Sampai saat ini, KUPS yang terbentuk didominasi oleh tak kurang dari 60% KUPS dengan kategori yang paling rendah yakni KUPS tahap awal (blue), sementara KUPS yang siap dilayani oleh off taker (katagori maju (gold) dan mandiri (platinium)) kurang dari 10%. Ini membuktikan bahwa sinyalemen peran off taker belum banyak dan terbatas dalam kegiatan KUPS, ternyata benar adanya.

Untuk mendongkrak dan menaikkan kelas KUPS pemula (blue) menjadi KUPS yang siap dilayani off taker (setidak-tidaknya KUPS kelas maju (gold)) dibutuhkan dua tingkatan/level kenaikan kelas.

Untuk menilai kualitas KUPS diperlukan proses dan waktu. Dalam perjalanan waktu, posisi kelas KUPS ini dapat mengalami promosi (meningkat), stagnan (tetap), demosi (turun kelas) bahkan yang paling buruk bisa saja KUPS ini bubar. Dari indikator capaian proses pendampingan perhutanan sosial (PS) dalam buku dalam panduan pendampingan PS, proses naik kelas dari kelola kawasan kekelola kelembagaan diprediksi membutuhkan waktu minimal dua tahun.
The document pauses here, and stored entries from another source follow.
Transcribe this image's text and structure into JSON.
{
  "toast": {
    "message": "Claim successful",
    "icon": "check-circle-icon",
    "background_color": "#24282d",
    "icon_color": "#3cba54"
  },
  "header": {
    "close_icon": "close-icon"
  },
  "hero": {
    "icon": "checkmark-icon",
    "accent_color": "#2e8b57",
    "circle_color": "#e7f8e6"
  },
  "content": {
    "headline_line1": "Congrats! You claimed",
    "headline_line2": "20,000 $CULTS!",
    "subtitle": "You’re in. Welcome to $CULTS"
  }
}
Demikian juga, dari kelola kelembagaan kekelola usaha usaha juga membutuhkan waktu  2 (dua) sampai 5 (lima)  tahun. Kualitas PS dan kenaikan kelas KUPS, semata mata tidak tergantung dan ditentukan dari kemauan dan kemampuan pengurus dan anggota KUPS itu sendiri untuk maju, melainkan  juga tergantung dari kemampuan penyuluh kehutanan/pendamping PS dalam mendampingi PS dan kemampuan pemerintah dalam memfasilitasi PS. Penilaian kemampuan kelas KUPS dapat dilakukan secara berkala misalnya setiap dua atau tiga tahun sekali tergantung dari kebutuhan yang diinginkan.

Peran off taker dalam memfasilitasi KUPS akan nampak menonjol apabila KUPS yang akan difasilitasi dari total jumlah KUPS yang ada; setidak tidaknya lebih dari 50% KUPS telah masuk dalam katagori maju (gold).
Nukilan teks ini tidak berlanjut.